STATISTICALLY, the last couple of weeks of July are the hottest months of the year. In recent decades, the fossil fuel industry has been making them steadily hotter by burning huge amounts of coal, gas, and oil: Last year was by the far the warmest year in American history, and it came complete with biblical-scale fire, drought, and storm.
But this summer it’s the environmental movement that’s going to turn up the heat. Summer Heat is what folks are calling it: a collection of actions taking on the fossil fuel industry in every corner of the country.
Some of the action will stay focused on the route of the Keystone pipeline, but the emerging fossil fuel resistance is much broader than a single project: We’ll be at refineries and power plants and proposed coal ports, and we’ll be making clear that climate change is just part of the spectrum of damage that includes everything from air pollution to political corruption.

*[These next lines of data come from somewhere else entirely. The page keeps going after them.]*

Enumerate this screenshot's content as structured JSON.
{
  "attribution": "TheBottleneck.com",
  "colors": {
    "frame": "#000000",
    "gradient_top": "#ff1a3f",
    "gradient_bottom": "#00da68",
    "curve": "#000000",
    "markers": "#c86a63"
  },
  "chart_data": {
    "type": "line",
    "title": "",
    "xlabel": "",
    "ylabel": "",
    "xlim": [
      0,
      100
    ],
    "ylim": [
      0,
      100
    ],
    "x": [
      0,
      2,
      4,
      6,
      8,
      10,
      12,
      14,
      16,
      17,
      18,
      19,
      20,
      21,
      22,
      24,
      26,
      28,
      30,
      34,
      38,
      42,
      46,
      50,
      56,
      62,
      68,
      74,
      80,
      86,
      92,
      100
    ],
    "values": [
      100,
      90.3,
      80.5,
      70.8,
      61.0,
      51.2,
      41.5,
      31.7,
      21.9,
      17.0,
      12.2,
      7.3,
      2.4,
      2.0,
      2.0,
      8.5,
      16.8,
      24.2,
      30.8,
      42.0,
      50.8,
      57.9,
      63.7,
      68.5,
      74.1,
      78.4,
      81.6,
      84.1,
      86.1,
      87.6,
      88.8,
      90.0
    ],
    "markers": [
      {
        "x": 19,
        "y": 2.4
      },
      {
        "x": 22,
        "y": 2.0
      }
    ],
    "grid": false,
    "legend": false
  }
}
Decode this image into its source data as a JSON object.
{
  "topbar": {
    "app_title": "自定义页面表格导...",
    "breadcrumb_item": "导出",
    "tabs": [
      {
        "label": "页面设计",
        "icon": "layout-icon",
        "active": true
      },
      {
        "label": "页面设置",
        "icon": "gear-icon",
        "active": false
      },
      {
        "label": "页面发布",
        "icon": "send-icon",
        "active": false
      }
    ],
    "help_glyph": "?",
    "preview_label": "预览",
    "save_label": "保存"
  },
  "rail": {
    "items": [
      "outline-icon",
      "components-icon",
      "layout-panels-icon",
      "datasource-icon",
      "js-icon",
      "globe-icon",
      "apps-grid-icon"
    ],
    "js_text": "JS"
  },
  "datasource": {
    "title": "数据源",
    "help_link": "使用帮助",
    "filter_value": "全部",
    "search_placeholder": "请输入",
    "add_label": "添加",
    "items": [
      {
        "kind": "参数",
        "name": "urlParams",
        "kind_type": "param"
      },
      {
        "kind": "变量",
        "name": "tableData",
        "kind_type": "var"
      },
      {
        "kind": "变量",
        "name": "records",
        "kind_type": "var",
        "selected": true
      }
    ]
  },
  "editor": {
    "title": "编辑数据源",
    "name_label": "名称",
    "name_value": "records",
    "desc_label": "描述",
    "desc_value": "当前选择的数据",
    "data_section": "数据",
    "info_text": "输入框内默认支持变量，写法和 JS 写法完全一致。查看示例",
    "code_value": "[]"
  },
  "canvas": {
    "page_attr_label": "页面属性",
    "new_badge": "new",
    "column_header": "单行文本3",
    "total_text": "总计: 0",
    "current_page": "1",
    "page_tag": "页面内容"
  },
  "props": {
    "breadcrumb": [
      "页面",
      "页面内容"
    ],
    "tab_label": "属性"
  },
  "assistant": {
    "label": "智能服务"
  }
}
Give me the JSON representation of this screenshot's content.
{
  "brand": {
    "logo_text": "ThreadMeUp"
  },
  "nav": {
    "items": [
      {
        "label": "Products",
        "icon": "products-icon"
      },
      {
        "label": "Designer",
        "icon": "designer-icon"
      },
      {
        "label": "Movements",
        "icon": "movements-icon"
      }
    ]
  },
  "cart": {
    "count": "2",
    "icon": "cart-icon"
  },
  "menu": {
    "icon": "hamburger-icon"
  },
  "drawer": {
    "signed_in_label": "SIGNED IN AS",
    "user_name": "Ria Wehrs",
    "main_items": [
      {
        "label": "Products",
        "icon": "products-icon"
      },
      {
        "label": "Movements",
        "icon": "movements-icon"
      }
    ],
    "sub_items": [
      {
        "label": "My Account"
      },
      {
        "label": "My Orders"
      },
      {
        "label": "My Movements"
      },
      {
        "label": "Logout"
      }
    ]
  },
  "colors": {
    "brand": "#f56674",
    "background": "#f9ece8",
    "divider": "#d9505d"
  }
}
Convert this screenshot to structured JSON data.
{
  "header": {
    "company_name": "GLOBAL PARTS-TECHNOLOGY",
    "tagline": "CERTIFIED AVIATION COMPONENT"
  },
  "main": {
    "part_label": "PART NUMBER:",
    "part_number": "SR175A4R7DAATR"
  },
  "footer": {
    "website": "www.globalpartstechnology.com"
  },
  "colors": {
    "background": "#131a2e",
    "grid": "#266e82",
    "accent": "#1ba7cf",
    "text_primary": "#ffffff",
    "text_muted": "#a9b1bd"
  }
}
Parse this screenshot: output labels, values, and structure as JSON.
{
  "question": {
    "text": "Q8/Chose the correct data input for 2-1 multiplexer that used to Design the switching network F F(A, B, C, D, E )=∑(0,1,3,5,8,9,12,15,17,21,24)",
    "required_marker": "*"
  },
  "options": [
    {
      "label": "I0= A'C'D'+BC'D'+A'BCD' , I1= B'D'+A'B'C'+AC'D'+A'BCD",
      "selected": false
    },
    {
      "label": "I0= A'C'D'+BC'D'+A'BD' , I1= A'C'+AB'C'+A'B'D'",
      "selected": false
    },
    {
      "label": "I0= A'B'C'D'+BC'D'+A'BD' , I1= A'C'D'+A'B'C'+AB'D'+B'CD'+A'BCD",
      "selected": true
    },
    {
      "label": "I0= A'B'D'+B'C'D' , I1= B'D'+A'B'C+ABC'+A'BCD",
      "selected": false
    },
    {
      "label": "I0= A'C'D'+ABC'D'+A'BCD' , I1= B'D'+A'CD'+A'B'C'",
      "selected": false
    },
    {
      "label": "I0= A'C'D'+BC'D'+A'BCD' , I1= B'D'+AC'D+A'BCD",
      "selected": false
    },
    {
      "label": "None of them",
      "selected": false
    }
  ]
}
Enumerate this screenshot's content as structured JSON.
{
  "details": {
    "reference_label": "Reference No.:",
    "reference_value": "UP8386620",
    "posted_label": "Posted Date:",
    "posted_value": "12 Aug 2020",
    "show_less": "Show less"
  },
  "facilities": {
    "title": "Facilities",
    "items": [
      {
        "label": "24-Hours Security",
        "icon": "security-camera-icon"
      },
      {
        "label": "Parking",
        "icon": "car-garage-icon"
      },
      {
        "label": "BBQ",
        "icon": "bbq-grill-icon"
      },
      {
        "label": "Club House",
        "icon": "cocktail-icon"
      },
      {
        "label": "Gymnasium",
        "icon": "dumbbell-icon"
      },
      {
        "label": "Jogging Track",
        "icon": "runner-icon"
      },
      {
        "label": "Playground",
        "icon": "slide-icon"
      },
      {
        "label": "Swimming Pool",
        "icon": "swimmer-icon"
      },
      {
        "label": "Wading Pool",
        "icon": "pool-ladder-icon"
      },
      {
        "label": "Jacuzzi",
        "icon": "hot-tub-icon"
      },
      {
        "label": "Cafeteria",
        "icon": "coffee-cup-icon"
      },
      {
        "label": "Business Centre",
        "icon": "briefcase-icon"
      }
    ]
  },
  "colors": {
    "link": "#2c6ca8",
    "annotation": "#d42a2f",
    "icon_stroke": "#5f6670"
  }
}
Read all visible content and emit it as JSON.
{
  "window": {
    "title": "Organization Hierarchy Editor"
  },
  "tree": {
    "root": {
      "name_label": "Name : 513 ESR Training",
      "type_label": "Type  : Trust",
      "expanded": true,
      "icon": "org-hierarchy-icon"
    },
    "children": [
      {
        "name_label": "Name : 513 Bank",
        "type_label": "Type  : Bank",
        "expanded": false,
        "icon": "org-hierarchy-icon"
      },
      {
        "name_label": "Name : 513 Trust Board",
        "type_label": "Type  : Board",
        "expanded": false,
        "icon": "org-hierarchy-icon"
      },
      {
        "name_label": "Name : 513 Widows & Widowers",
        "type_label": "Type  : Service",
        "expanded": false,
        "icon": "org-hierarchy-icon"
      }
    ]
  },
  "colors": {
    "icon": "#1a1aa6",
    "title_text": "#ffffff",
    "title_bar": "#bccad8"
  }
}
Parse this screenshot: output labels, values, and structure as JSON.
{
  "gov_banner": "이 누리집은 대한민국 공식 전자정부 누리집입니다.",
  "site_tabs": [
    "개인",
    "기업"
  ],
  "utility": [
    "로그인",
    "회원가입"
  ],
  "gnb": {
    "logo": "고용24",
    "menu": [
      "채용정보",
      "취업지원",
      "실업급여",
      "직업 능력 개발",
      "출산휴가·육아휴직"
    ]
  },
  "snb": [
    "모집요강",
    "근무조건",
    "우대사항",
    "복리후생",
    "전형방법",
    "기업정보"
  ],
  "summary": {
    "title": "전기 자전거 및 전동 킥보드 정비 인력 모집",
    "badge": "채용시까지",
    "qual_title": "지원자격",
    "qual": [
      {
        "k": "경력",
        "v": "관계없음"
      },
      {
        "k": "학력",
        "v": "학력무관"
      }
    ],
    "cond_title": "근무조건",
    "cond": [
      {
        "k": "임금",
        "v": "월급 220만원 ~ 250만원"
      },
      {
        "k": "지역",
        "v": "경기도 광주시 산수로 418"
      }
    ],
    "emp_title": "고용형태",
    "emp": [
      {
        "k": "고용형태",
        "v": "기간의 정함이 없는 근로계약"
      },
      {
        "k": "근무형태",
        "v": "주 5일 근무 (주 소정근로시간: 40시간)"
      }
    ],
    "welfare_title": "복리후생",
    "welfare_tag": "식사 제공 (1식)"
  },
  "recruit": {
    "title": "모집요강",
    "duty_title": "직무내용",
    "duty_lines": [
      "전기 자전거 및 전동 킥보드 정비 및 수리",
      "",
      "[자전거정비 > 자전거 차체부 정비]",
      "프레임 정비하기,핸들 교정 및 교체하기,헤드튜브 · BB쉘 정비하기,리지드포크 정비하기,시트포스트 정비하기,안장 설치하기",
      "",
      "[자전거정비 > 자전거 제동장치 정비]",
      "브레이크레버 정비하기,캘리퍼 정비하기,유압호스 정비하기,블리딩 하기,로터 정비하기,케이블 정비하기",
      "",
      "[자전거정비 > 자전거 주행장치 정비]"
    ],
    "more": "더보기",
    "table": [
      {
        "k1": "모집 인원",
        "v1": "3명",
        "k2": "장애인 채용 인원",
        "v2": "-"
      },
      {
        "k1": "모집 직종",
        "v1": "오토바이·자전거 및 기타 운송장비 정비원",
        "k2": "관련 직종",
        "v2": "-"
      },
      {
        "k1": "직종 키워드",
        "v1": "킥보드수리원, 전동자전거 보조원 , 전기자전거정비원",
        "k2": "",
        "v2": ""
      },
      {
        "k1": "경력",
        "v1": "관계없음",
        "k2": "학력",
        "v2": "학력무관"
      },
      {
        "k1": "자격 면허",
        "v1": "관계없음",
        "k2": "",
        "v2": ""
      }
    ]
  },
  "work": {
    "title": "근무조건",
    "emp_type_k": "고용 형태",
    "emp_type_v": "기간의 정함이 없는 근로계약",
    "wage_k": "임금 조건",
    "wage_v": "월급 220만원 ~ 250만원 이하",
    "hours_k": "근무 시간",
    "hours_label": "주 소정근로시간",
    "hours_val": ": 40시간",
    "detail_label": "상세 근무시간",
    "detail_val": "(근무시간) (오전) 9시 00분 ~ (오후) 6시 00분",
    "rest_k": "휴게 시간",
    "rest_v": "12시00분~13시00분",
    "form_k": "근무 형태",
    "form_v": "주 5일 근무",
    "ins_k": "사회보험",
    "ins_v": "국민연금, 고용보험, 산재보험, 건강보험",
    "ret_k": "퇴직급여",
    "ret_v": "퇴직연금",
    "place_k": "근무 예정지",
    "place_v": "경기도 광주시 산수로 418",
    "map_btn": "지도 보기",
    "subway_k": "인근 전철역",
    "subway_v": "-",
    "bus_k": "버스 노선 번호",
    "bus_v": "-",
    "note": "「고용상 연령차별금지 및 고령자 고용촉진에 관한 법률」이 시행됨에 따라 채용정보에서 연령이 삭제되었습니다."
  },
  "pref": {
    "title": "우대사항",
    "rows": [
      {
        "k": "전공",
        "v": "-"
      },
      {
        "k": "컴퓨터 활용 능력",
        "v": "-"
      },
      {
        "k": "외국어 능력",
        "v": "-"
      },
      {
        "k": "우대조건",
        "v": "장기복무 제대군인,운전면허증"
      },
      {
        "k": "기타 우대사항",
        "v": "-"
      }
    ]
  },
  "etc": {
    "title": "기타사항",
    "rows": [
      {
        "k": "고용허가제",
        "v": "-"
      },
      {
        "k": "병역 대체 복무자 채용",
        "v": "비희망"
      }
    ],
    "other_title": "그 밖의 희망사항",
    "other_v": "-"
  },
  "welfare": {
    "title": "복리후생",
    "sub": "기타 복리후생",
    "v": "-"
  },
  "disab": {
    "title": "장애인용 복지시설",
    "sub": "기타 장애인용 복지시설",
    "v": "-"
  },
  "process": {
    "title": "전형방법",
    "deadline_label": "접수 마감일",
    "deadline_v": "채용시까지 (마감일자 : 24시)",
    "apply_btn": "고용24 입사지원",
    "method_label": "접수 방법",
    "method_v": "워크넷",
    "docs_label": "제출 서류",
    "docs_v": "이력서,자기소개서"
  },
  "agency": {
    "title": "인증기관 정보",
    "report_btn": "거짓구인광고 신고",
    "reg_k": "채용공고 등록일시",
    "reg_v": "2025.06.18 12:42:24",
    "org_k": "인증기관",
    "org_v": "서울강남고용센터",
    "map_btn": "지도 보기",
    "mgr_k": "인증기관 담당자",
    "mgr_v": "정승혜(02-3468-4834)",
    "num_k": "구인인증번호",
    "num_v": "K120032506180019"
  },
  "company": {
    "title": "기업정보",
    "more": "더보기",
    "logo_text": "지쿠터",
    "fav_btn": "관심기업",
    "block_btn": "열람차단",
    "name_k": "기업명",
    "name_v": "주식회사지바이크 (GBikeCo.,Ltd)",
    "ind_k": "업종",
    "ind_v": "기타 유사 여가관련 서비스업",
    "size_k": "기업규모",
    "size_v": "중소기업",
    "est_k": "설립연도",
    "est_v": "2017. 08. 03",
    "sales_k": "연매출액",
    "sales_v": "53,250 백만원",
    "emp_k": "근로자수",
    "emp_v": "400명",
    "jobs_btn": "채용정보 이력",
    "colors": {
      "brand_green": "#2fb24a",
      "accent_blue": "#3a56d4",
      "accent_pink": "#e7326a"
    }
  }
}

These battles have been led on the local level for years now by climate justice groups, by farmers and ranchers, by indigenous activists—by the folks on the frontlines of the damage from fossil fuels. But they deserve backup and reinforcement from the rest of us. And, of course, in an age of global warming, all of us are potentially on the front lines: Until Hurricane Sandy broke over their heads, most people in lower Manhattan thought the world was treating them pretty well.
If this fossil fuel resistance works, it will help shut down these local disasters. But playing defense is only half the battle: We also have to go on offense, showing the planet that these fossil fuel companies are the opposition to a decent future. That future isn’t impossible—Germany, for example, already generates a quarter of its power from renewables. In Portugal this winter, that figure was more than 70 percent.